• L'histoire d'une histoire

    L’écriture d’un roman n’est pas linéaire. Du moins pas pour moi. Je ne me mets pas tout simplement devant mon ordinateur ou un cahier, laissant divaguer mon imagination. L’écriture d’un roman est presque un roman en elle-même. Pour le Cœur de Pierre, cela a commencé par une idée proposée par une amie…

     

    Et si je participais à un concours ?

     

    Cela faisait quelques mois que j’écrivais sur Internet. J’écrivais surtout des histoires liées à Harry Potter et FullMetal Alchemist : des fanfictions. J’avais un petit public de lecteurs assidus qui suivaient mes chapitres postés chaque semaine et commentaient avec enthousiasme les aventures de mes personnages. Certaines personnes que j’ai côtoyées sur la toile sont même devenues des amis.

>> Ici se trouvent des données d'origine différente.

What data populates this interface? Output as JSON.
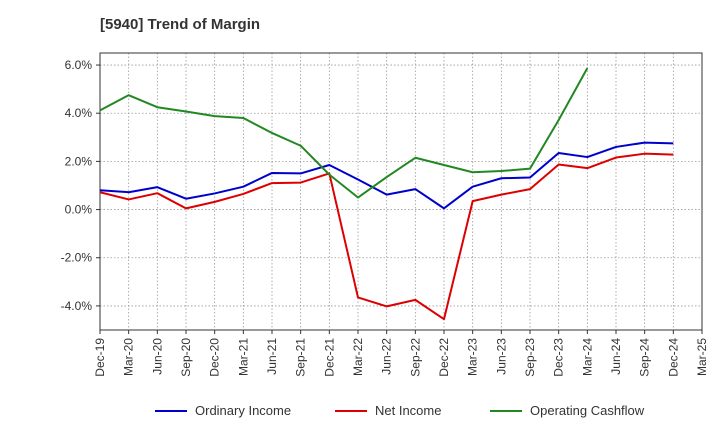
{
  "title": "[5940]  Trend of Margin",
  "chart_data": {
    "type": "line",
    "title": "[5940]  Trend of Margin",
    "xlabel": "",
    "ylabel": "",
    "ylim": [
      -5.0,
      6.5
    ],
    "yticks": [
      6.0,
      4.0,
      2.0,
      0.0,
      -2.0,
      -4.0
    ],
    "ytick_labels": [
      "6.0%",
      "4.0%",
      "2.0%",
      "0.0%",
      "-2.0%",
      "-4.0%"
    ],
    "categories": [
      "Dec-19",
      "Mar-20",
      "Jun-20",
      "Sep-20",
      "Dec-20",
      "Mar-21",
      "Jun-21",
      "Sep-21",
      "Dec-21",
      "Mar-22",
      "Jun-22",
      "Sep-22",
      "Dec-22",
      "Mar-23",
      "Jun-23",
      "Sep-23",
      "Dec-23",
      "Mar-24",
      "Jun-24",
      "Sep-24",
      "Dec-24",
      "Mar-25"
    ],
    "grid": true,
    "legend_position": "bottom",
    "series": [
      {
        "name": "Ordinary Income",
        "color": "#0000cc",
        "values": [
          0.8,
          0.72,
          0.93,
          0.45,
          0.67,
          0.95,
          1.52,
          1.5,
          1.85,
          1.25,
          0.62,
          0.85,
          0.05,
          0.95,
          1.3,
          1.33,
          2.35,
          2.18,
          2.6,
          2.78,
          2.75,
          null
        ]
      },
      {
        "name": "Net Income",
        "color": "#dd0000",
        "values": [
          0.72,
          0.42,
          0.68,
          0.05,
          0.32,
          0.65,
          1.1,
          1.12,
          1.5,
          -3.65,
          -4.02,
          -3.75,
          -4.55,
          0.35,
          0.62,
          0.85,
          1.87,
          1.72,
          2.16,
          2.32,
          2.28,
          null
        ]
      },
      {
        "name": "Operating Cashflow",
        "color": "#228822",
        "values": [
          4.12,
          4.75,
          4.25,
          4.07,
          3.88,
          3.8,
          3.18,
          2.65,
          1.45,
          0.5,
          1.35,
          2.15,
          1.85,
          1.55,
          1.6,
          1.7,
          3.72,
          5.87,
          null,
          null,
          null,
          null
        ]
      }
    ]
  }
}
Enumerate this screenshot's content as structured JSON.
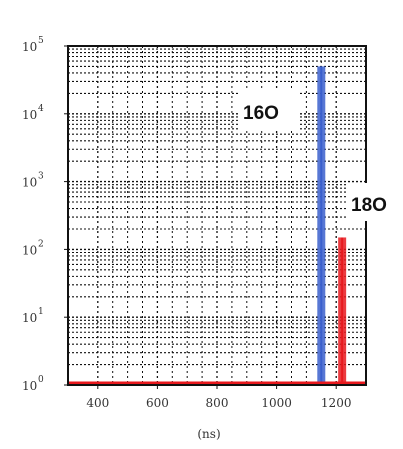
{
  "chart_data": {
    "type": "bar",
    "title": "",
    "xlabel": "(ns)",
    "ylabel": "",
    "x_scale": "linear",
    "y_scale": "log",
    "xlim": [
      300,
      1300
    ],
    "ylim": [
      1,
      100000
    ],
    "x_ticks": [
      400,
      600,
      800,
      1000,
      1200
    ],
    "x_tick_labels": [
      "400",
      "600",
      "800",
      "1000",
      "1200"
    ],
    "y_ticks": [
      {
        "base": "10",
        "exp": "0",
        "value": 1
      },
      {
        "base": "10",
        "exp": "1",
        "value": 10
      },
      {
        "base": "10",
        "exp": "2",
        "value": 100
      },
      {
        "base": "10",
        "exp": "3",
        "value": 1000
      },
      {
        "base": "10",
        "exp": "4",
        "value": 10000
      },
      {
        "base": "10",
        "exp": "5",
        "value": 100000
      }
    ],
    "grid": true,
    "series": [
      {
        "color": "#3a5fcd",
        "x": 1150,
        "value": 50000,
        "annotation": "16O"
      },
      {
        "color": "#e8191e",
        "x": 1220,
        "value": 150,
        "annotation": "18O"
      }
    ],
    "baseline_color": "#e8191e"
  }
}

    Un jour, l’une d’elle m’a dit qu’un concours de nouvelles pour enfant se tenait dans sa région et qu’il était ouvert à des participants d’autres départements. Lisant ce que j’écrivais sur un site spécialisé sur Harry Potter, elle était convaincue que je pourrais écrire une histoire bien à moi qui pourrait correspondre à ce concours.

    Trouvant que c’était une très bonne idée, j’ai cherché à écrire une histoire. Mais je n’avais pas spécialement d’idée pour cela. J’avais quelques écrits commencés en cours, mais rien qui puisse ressembler à une histoire pour enfants. Ma maman cherchait également des idées pour moi et elle m’en a proposé une que je garde encore en mémoire aujourd’hui et qui un jour me servira certainement.

    J'ai continué de chercher des idées pour écrire, pour faire quelque chose qui ne soit pas trop du "déjà lu". Un récit dans lequel je pourrais mettre une partie de moi, car c'est cela écrire, c'est mettre une partie de soi dans son histoire, qu’on s’en rende compte ou non.

     

    Où trouver l’inspiration ?

     

    Je me suis donc demandée ce qui pourrait me donner une idée, me disant que le héros devait être un petit garçon. Il faudrait qu'il soit accompagné d'un adulte pour le guider. Et qu'est-ce qui les lierait? Quelle serait leur histoire? J’ai réfléchi un certain temps à tous ces détails sans vraiment trouver d’histoire à proprement parler. 

    En me promenant dans mon quartier, je suis alors passée devant une maison qui me fascinait depuis que j'étais toute petite. Une magnifique maison avec une cigogne sur le toit. J'ai su à cet instant que mes personnages ne pouvaient habiter un autre endroit que celui-ci. 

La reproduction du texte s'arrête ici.